Castel, France’s largest wine and beer producer, has acquired a 50 percent stake in Château Beychevelle, a second-growth in St.-Julien. The deal was one of several acquisitions Castel announced last week that will enable the Bordeaux-based company to extend its business to luxury wines. Japanese drinks giant Suntory now owns the other half of Beychevelle, which will give Castel a strategic partner in Asian markets. “[Beychevelle] will be a valuable asset in emerging markets such as China, where Castel is already the leading seller of bottled wine,” said Franck Crouzet, a company spokesperson. The terms of the deal were not announced.
Beychevelle was just one of Castel’s acquisitions last week.
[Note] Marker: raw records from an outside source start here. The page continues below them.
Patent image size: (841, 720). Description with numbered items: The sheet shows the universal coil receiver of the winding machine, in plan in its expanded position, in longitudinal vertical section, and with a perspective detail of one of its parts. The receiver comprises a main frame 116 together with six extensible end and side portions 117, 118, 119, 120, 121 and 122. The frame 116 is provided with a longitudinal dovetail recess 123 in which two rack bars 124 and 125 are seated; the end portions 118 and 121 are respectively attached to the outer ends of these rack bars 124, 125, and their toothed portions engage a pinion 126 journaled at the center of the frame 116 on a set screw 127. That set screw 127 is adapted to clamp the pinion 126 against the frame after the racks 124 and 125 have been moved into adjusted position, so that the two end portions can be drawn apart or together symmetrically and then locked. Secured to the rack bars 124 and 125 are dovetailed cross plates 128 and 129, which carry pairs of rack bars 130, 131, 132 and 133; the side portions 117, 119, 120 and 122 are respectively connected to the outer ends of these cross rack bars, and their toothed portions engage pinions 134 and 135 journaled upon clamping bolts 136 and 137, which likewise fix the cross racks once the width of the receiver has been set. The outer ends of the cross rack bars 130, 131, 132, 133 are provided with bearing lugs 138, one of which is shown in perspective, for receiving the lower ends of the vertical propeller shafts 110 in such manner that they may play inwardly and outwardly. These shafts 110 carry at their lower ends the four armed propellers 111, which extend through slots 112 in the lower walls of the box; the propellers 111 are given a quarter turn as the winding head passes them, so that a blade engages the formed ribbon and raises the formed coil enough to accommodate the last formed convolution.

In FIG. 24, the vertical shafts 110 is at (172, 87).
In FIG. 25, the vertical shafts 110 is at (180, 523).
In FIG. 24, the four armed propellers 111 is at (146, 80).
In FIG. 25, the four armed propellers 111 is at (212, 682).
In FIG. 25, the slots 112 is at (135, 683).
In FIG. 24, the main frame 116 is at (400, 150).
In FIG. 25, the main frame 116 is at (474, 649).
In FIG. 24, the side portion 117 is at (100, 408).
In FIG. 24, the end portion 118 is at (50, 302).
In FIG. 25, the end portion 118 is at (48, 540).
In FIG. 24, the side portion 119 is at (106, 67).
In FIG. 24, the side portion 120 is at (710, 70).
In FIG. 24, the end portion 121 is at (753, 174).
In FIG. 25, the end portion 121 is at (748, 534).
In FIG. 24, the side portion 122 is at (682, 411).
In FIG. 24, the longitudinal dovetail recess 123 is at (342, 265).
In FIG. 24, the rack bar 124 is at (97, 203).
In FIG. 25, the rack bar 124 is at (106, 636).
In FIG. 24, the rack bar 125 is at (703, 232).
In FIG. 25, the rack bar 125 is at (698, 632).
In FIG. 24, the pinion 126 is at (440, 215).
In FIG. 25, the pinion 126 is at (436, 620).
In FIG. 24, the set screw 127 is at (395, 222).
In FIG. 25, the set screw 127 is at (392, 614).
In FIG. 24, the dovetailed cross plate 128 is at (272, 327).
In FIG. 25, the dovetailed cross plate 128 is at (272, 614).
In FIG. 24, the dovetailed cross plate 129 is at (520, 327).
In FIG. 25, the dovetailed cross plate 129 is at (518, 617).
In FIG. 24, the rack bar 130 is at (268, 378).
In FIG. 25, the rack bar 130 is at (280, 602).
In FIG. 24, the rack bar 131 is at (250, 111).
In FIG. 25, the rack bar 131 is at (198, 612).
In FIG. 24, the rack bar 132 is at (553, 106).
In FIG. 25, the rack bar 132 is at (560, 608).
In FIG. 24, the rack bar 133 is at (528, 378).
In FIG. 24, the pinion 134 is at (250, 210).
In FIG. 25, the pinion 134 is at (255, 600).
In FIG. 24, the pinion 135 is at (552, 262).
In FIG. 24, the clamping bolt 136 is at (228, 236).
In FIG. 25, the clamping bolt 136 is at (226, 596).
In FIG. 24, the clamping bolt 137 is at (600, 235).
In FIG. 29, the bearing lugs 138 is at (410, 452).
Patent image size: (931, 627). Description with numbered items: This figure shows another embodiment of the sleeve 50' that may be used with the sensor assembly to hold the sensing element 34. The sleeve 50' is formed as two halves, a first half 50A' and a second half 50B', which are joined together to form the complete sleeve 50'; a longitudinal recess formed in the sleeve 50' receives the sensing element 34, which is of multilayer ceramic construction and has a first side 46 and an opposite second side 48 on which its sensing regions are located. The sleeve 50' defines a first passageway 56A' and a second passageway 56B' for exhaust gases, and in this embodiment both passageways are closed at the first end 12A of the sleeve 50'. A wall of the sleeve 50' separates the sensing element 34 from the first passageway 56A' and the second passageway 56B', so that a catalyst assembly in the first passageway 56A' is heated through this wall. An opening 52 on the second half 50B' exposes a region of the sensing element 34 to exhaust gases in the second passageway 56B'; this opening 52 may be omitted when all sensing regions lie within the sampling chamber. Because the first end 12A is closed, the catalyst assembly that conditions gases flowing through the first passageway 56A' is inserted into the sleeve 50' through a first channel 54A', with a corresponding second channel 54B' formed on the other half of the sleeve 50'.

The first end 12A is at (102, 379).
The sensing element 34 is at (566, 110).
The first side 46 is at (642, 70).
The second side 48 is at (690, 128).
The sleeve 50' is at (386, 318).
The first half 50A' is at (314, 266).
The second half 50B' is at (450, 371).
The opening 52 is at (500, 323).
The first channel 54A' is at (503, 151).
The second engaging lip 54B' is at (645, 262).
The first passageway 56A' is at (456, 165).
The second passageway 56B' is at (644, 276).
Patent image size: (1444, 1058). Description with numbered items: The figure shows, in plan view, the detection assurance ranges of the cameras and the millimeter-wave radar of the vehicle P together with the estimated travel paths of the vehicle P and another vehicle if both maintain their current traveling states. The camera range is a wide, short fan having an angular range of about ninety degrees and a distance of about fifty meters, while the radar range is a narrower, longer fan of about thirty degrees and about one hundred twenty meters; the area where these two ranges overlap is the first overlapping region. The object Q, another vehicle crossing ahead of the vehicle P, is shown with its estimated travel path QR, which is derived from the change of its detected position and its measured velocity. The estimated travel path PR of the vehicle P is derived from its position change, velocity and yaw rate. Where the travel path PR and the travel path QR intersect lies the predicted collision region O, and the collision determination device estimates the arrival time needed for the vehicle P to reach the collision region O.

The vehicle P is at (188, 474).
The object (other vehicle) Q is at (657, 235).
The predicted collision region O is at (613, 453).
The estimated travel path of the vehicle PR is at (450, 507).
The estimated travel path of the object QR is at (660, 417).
It also purchased Château Beaumont, a Cru Bourgeois in the Haut Médoc, and Barrières Frères, a Bordeaux négociant specializing in fine wines. Castel acquired a 50 percent stake in all three companies from two shareholders—wine company Grands Millésimes de France and insurance firm Ethias.
Suntory, which has owned part of Beychevelle for more than 20 years, increased its stake from 37 percent to 50 percent. Castel also bought three estates from another insurance firm, MAAF—Châteaus Tour Saint-Christophe and Tour Musset in St.-Emilion, and Haut Caplane in Sauternes. The Savour Club, a mail-order wine operator in financial difficulty, was also included in the transaction. All of these acquisitions are awaiting approval from European regulatory agencies.
Established back in 1949 by nine brothers and sisters, Castel remains a family company, currently overseen by 84-year-old Pierre Castel. The group sells around 587 million bottles of wine worldwide, representing an annual turnover of $1 billion. Even though it owns 19 French wine properties, including 15 in Bordeaux, it is first and foremost a merchant house specializing in mid- to low-priced brands, such as Baron de Lestac and Malesan.
These latest investments indicate a major change in strategy for the group, partly unveiled last year, when Castel bought Bordeaux merchant house Barton & Guestier, a major international player in prestigious wines. Beychevelle is Castel’s first investment in a Cru Classé and is likely to become the group’s new ambassador on the export front.
Suntory purchased one of China’s leading wine importers, ASC, last year, which should guarantee that Beychevelle has access to Chinese consumers. “This deal gives Castel deeper ties to China,” the proprietor of a neighboring château told Wine Spectator. “That was undoubtedly a big part of Castel’s thinking.” With its dragon boat label, the château is already popular in China.